Smutne informacje z Anglii. Nie żyje 18-letni piłkarz

Facebook / Ryan Evans / Ryan Evans
Facebook / Ryan Evans / Ryan Evans

W piątek napłynęły smutne informacje z Anglii. Ryan Evans, kapitan Mansfield Town U18, zmarł w wieku zaledwie 18 lat. - Był fantastycznym liderem - wspomina jego trener.

Przyczyna śmierci i dokładna data zgonu Ryana Evansa nie jest znana. Jego klub - Mansfield Town - poinformował jedynie, że 18-latek zmarł niedawno w swoim domu w Swadlincote. Evans był kapitanem zespołu U18. Przed kilkoma dniami przyjął natomiast ofertę gry w drużynie U21. Miał w niej występować od kolejnego sezonu.

- Wszyscy jesteśmy w ogromnej rozpaczy. Kierujemy nasze myśli o modlitwy w kierunku rodziny Ryana. Jako zawodnik Evans był fantastycznym liderem. Zawsze chętnie się uczył, bił od niego niekończący się entuzjazm. Właśnie dlatego w poprzednim sezonie mianowałem go kapitanem zespołu. Zapamiętamy go jako uśmiechniętego młodzieńca, z wielką energią i urokiem. - wspomina Jamie McGuire, trener Mansfield Town U18.

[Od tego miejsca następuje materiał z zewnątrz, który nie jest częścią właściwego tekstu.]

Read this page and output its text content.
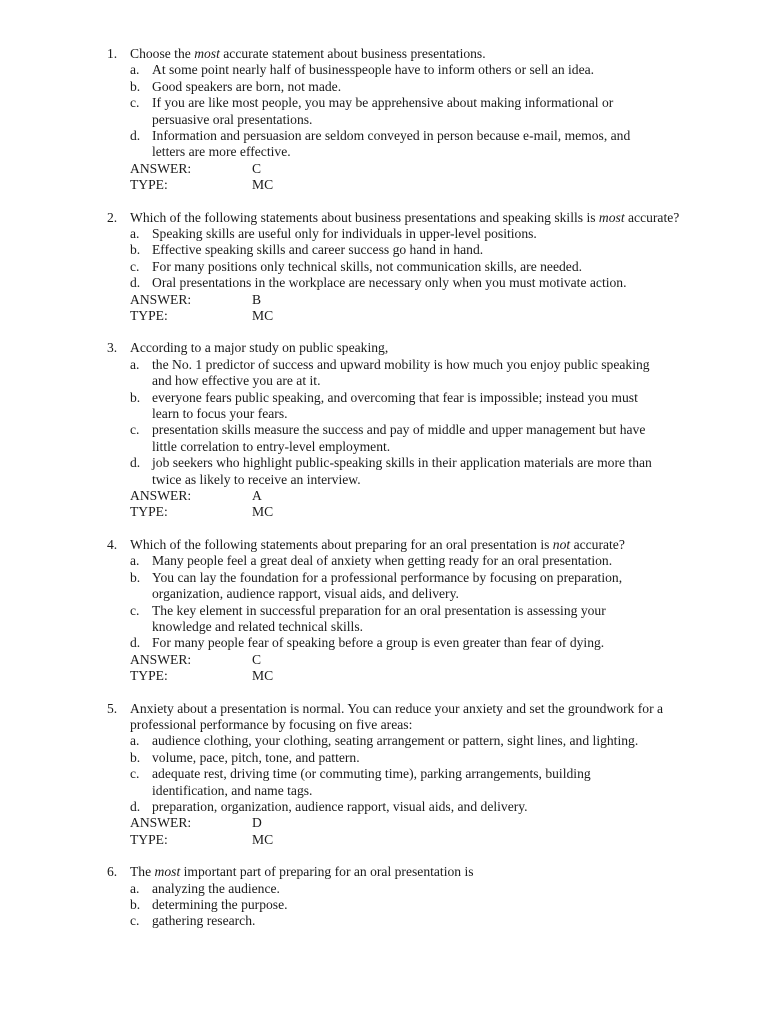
1. Choose the most accurate statement about business presentations.
a. At some point nearly half of businesspeople have to inform others or sell an idea.
b. Good speakers are born, not made.
c. If you are like most people, you may be apprehensive about making informational or persuasive oral presentations.
d. Information and persuasion are seldom conveyed in person because e-mail, memos, and letters are more effective.
ANSWER:	C
TYPE:	MC
2. Which of the following statements about business presentations and speaking skills is most accurate?
a. Speaking skills are useful only for individuals in upper-level positions.
b. Effective speaking skills and career success go hand in hand.
c. For many positions only technical skills, not communication skills, are needed.
d. Oral presentations in the workplace are necessary only when you must motivate action.
ANSWER:	B
TYPE:	MC
3. According to a major study on public speaking,
a. the No. 1 predictor of success and upward mobility is how much you enjoy public speaking and how effective you are at it.
b. everyone fears public speaking, and overcoming that fear is impossible; instead you must learn to focus your fears.
c. presentation skills measure the success and pay of middle and upper management but have little correlation to entry-level employment.
d. job seekers who highlight public-speaking skills in their application materials are more than twice as likely to receive an interview.
ANSWER:	A
TYPE:	MC
4. Which of the following statements about preparing for an oral presentation is not accurate?
a. Many people feel a great deal of anxiety when getting ready for an oral presentation.
b. You can lay the foundation for a professional performance by focusing on preparation, organization, audience rapport, visual aids, and delivery.
c. The key element in successful preparation for an oral presentation is assessing your knowledge and related technical skills.
d. For many people fear of speaking before a group is even greater than fear of dying.
ANSWER:	C
TYPE:	MC
5. Anxiety about a presentation is normal. You can reduce your anxiety and set the groundwork for a professional performance by focusing on five areas:
a. audience clothing, your clothing, seating arrangement or pattern, sight lines, and lighting.
b. volume, pace, pitch, tone, and pattern.
c. adequate rest, driving time (or commuting time), parking arrangements, building identification, and name tags.
d. preparation, organization, audience rapport, visual aids, and delivery.
ANSWER:	D
TYPE:	MC
6. The most important part of preparing for an oral presentation is
a. analyzing the audience.
b. determining the purpose.
c. gathering research.
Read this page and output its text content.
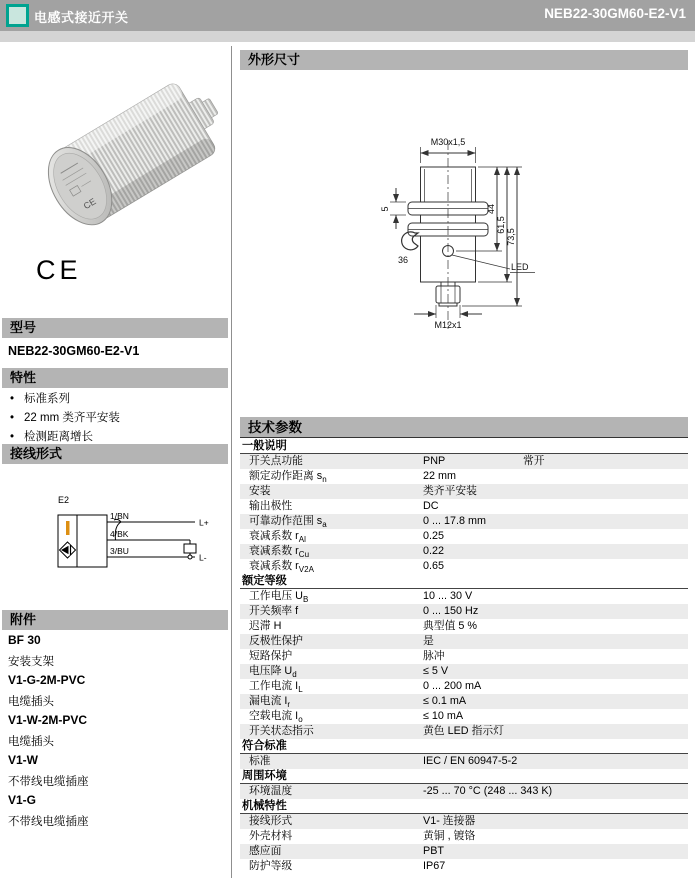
电感式接近开关	NEB22-30GM60-E2-V1
CE
CE
型号
NEB22-30GM60-E2-V1
特性
• 标准系列
• 22 mm 类齐平安装
• 检测距离增长
接线形式
E2
1/BN
4/BK
3/BU
L+
L-
附件
BF 30
安装支架
V1-G-2M-PVC
电缆插头
V1-W-2M-PVC
电缆插头
V1-W
不带线电缆插座
V1-G
不带线电缆插座
外形尺寸
M30x1,5
5
36
44
61,5
73,5
LED
M12x1
技术参数
一般说明
开关点功能	PNP	常开
额定动作距离 $s_n$	22 mm
安装	类齐平安装
输出极性	DC
可靠动作范围 $s_a$	0 ... 17.8 mm
衰减系数 $r_{Al}$	0.25
衰减系数 $r_{Cu}$	0.22
衰减系数 $r_{V2A}$	0.65
额定等级
工作电压 $U_B$	10 ... 30 V
开关频率 f	0 ... 150 Hz
迟滞 H	典型值 5 %
反极性保护	是
短路保护	脉冲
电压降 $U_d$	≤ 5 V
工作电流 $I_L$	0 ... 200 mA
漏电流 $I_r$	≤ 0.1 mA
空载电流 $I_o$	≤ 10 mA
开关状态指示	黄色 LED 指示灯
符合标准
标准	IEC / EN 60947-5-2
周围环境
环境温度	-25 ... 70 °C (248 ... 343 K)
机械特性
接线形式	V1- 连接器
外壳材料	黄铜 , 镀铬
感应面	PBT
防护等级	IP67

- Jesteśmy bardzo smutni z powodu odejścia Ryana. Byl młodym, utalentowanym piłkarzem. Śmierć tak młodej osoby to ogromny cios dla jego rodziny. Jako klub będziemy wspierać najbliższych naszego zawodnika na każdy możliwy sposób - dodaje Carolyn Radford, dyrektor generalny Mansfield Town.